End User Advisor Feedback
Advisor: Dr. James Jacobson
Organization: Luminex Co.
Location: Austin, Texas
Phone number:512-219-8020
E-mail:jwjacobs@luminexcorp.com
At this stage, what are the potential applications for this research? Please discuss how you and others could potentially use the technology.
As elaborated by the researchers in this report as well as in the original proposal, harmful algal bloom (HAB) has significant economic and health impacts. Moreover, the extension can readily be made to other environmental monitoring situations where pathogens, contaminants, toxins, etc. decrease the economic value and / or safety to those using the beaches, fields, parks or similar areas. An additional connection can be made to monitoring for biowarfare agents.
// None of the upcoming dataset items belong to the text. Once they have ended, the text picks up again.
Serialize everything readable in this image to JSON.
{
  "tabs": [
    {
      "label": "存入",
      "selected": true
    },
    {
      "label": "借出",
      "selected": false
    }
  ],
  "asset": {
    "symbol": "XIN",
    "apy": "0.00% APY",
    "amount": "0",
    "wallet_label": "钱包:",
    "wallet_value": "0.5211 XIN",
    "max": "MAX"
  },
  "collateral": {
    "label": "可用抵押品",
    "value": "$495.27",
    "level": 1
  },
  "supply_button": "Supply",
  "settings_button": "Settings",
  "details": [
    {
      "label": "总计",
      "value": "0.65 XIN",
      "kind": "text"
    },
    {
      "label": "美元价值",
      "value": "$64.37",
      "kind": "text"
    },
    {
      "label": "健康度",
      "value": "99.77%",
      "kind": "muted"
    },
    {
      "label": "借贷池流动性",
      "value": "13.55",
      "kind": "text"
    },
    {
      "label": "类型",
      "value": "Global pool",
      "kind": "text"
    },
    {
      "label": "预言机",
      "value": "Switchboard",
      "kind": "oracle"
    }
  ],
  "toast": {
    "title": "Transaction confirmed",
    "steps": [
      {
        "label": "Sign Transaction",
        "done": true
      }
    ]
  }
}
Although the results are still early, progress to date is promising. A method that provides for rapid, simplified and distributed testing for these targets will have significant value across broad application areas including the project target monitoring HAB. Rapid, localized testing for HAB, in particular, can lead to more efficient monitoring, predictability and response to the threat. The assay technology in development is consistent with our technology development plans to produce less expensive, ruggedized and portable analyzers.
What are the key challenges to application of this technology? Please consider the technology itself as well as issues related to regulation, politics, socio-economic pressures, trends in the field etc.
As the investigators point out, the project is still in early phases and much remains to be done in optimizing various parts of the analytical methods. That said, it is critical that the process from sample collection through result reporting be as simple and straightforward as possible. To provide for distributed testing, not only must the technology be relatively inexpensive, but the operator requirements must match the process. Many outstanding analytical methods have failed to find commercial success because they require highly-skilled (and thus highly compensated) operators. “Keep it simple” should be an ever present mantra.
Other concerns that must be addressed include the freedom to operate (FTO) with the proposed probe and target sequences, methods (e.g., LNA probes) and regulatory requirements. I am most familiar with the FDA-regulated environment so cannot offer much advice on the environmental monitoring arena but I suspect that relevant USDA and/or EPA requlations exist and should be contemplated in decisions about assay materials, result reporting and instrumentation registration, etc.
Has anything changed about this project's potential applicability since the last reporting period (not applicable to the first Progress Report)?
Questions/comments/ suggestions for the researchers?
I’ll just take this opportunity to congratulate the researchers on their early progress with this exciting project. Much remains to be done but the results to date are promising.